Outlook as a platform
Despite all the security vulnerabilities over the years, the clunky interface, and the near-glacial pace of improvements to the program, I still use Microsoft Outlook as my sole email client. And I love Outlook.
The tech circles I travel in are disproportionately weighted towards users of Mac OS and Linux, and the few Windows users I know are fairly anti-Microsoft in their beliefs, with many of them specifically citing Outlook in their list of reasons they hate Microsoft. So it probably bears explaining why it's my email platform of choice.

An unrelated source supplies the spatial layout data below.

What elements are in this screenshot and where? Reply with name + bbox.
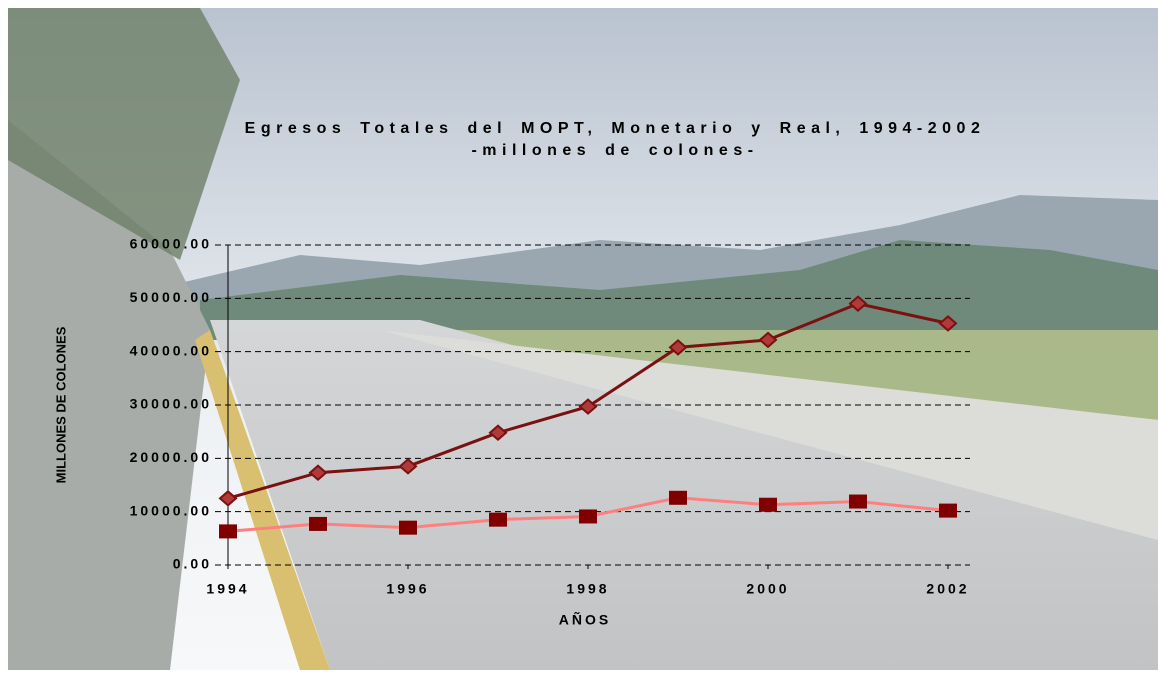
marker — [398, 458, 418, 475]
y-tick-label: 50000.00 — [130, 289, 212, 305]
marker — [309, 516, 327, 531]
y-tick-label: 0.00 — [173, 556, 212, 572]
chart-title-block: Egresos Totales del MOPT, Monetario y Re… — [135, 118, 1095, 162]
marker — [579, 509, 597, 524]
marker — [758, 331, 778, 349]
marker — [488, 424, 508, 442]
marker — [218, 490, 238, 507]
y-tick-label: 10000.00 — [130, 502, 212, 518]
x-tick-label: 2002 — [926, 581, 969, 597]
marker — [849, 494, 867, 509]
x-tick-label: 1998 — [566, 581, 609, 597]
x-tick-label: 2000 — [746, 581, 789, 597]
marker — [848, 295, 868, 312]
chart-subtitle: -millones de colones- — [471, 142, 759, 159]
x-axis-label: AÑOS — [559, 611, 611, 628]
marker — [399, 520, 417, 535]
marker — [939, 503, 957, 518]
x-tick-label: 1994 — [206, 581, 249, 597]
marker — [669, 490, 687, 505]
marker — [308, 464, 328, 482]
y-axis-label: MILLONES DE COLONES — [53, 326, 68, 483]
y-tick-label: 20000.00 — [130, 449, 212, 465]
y-tick-label: 40000.00 — [130, 342, 212, 358]
y-tick-label: 30000.00 — [130, 396, 212, 412]
marker — [668, 339, 688, 356]
marker — [578, 398, 598, 415]
marker — [219, 524, 237, 539]
marker — [489, 512, 507, 527]
background-photo — [8, 8, 1158, 670]
chart-title: Egresos Totales del MOPT, Monetario y Re… — [244, 120, 986, 137]
x-tick-label: 1996 — [386, 581, 429, 597]
y-tick-label: 60000.00 — [130, 236, 212, 252]
marker — [759, 497, 777, 512]
marker — [938, 315, 958, 332]
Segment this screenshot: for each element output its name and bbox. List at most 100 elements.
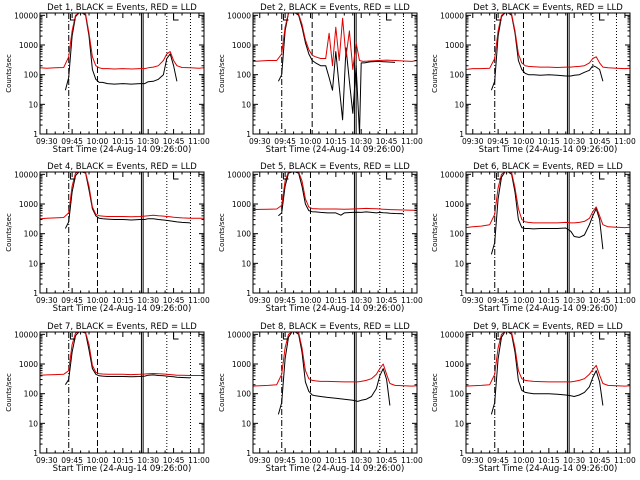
panel-title: Det 9, BLACK = Events, RED = LLD bbox=[473, 322, 623, 332]
plot-frame bbox=[252, 331, 418, 454]
y-tick-label: 1000 bbox=[232, 360, 251, 369]
y-tick-label: 10 bbox=[28, 259, 38, 268]
plot-frame bbox=[465, 171, 631, 294]
detector-panel-2: Det 2, BLACK = Events, RED = LLD 09:30 09:… bbox=[218, 3, 423, 155]
x-tick-label: 09:30 bbox=[36, 296, 58, 305]
series-events-line bbox=[64, 332, 191, 385]
x-tick-label: 09:30 bbox=[462, 296, 484, 305]
y-tick-label: 1000 bbox=[445, 200, 464, 209]
x-tick-label: 10:45 bbox=[376, 456, 398, 465]
x-tick-label: 10:00 bbox=[513, 456, 535, 465]
x-tick-label: 10:15 bbox=[325, 137, 347, 146]
x-tick-label: 09:30 bbox=[462, 456, 484, 465]
time-marker bbox=[386, 14, 392, 21]
y-tick-label: 1 bbox=[33, 449, 38, 458]
series-lld-line bbox=[466, 13, 630, 70]
x-tick-label: 09:45 bbox=[487, 296, 509, 305]
y-tick-label: 1000 bbox=[232, 41, 251, 50]
x-axis-label: Start Time (24-Aug-14 09:26:00) bbox=[266, 304, 405, 314]
plot-frame bbox=[465, 12, 631, 135]
y-axis-label: Counts/sec bbox=[431, 213, 439, 252]
x-tick-label: 10:30 bbox=[563, 456, 585, 465]
x-tick-label: 09:30 bbox=[462, 137, 484, 146]
x-tick-label: 10:15 bbox=[112, 296, 134, 305]
y-axis-label: Counts/sec bbox=[5, 54, 13, 93]
x-tick-label: 10:30 bbox=[563, 137, 585, 146]
y-axis-label: Counts/sec bbox=[431, 54, 439, 93]
y-tick-label: 1000 bbox=[19, 360, 38, 369]
y-tick-label: 10000 bbox=[14, 11, 38, 20]
plot-area bbox=[253, 332, 417, 453]
x-tick-label: 11:00 bbox=[188, 296, 210, 305]
y-tick-label: 10000 bbox=[14, 170, 38, 179]
time-marker bbox=[386, 173, 392, 180]
x-axis-label: Start Time (24-Aug-14 09:26:00) bbox=[479, 145, 618, 155]
detector-panel-3: Det 3, BLACK = Events, RED = LLD 09:30 09:… bbox=[431, 3, 636, 155]
x-tick-label: 10:45 bbox=[163, 456, 185, 465]
time-marker bbox=[69, 14, 76, 21]
y-tick-label: 10 bbox=[454, 100, 464, 109]
detector-panel-4: Det 4, BLACK = Events, RED = LLD 09:30 09:… bbox=[5, 162, 210, 314]
x-tick-label: 10:30 bbox=[137, 137, 159, 146]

Well, actually, that does explain it: It's a platform. In a way that no other email client except Mozilla Thunderbird does, Outlook lets you extend and customize the application's capabilities. On my laptop alone, I've got plugins for Plaxo, SpamBayes, Microsoft's own Business Contact Manager, the indispensable NewsGator, and LookOut. I also used to use Cloudmark's SpamNet.
Of course NewsGator is important to me, since following syndication feeds is a big part of my job, but Lookout bears a closer look. About a year ago, I made one of my most uninformed tech posts ever, where I suggested RAM speed vs. hard drive speed could improve search result times. Thanks to my smart readers, I learned the secret is indexing, and that shoddy performance in desktop search is a result of poor indexing. Lookout proves this assumption, offering blisteringly-fast search of the gigabtye-plus store of email that I keep with me on my laptop.
Now, of course, Microsoft shouldn't have made Outlook's search so slow and assy in the first place. But I have a way to fix that, with an efficiency and integration that none of my Mac-toting friends can get in Mail.app.
Just as importantly, there's probably 50 people who make a living off of the Outlook plugins I've listed above. And that doesn't count the dozens of other add-ins available, or the excellent resources like Sue Mosher's Slipstick Systems site, where I've been finding out how to fix and extend Outlook for about 7 years.
Plaforms, people. Platforms, not programs.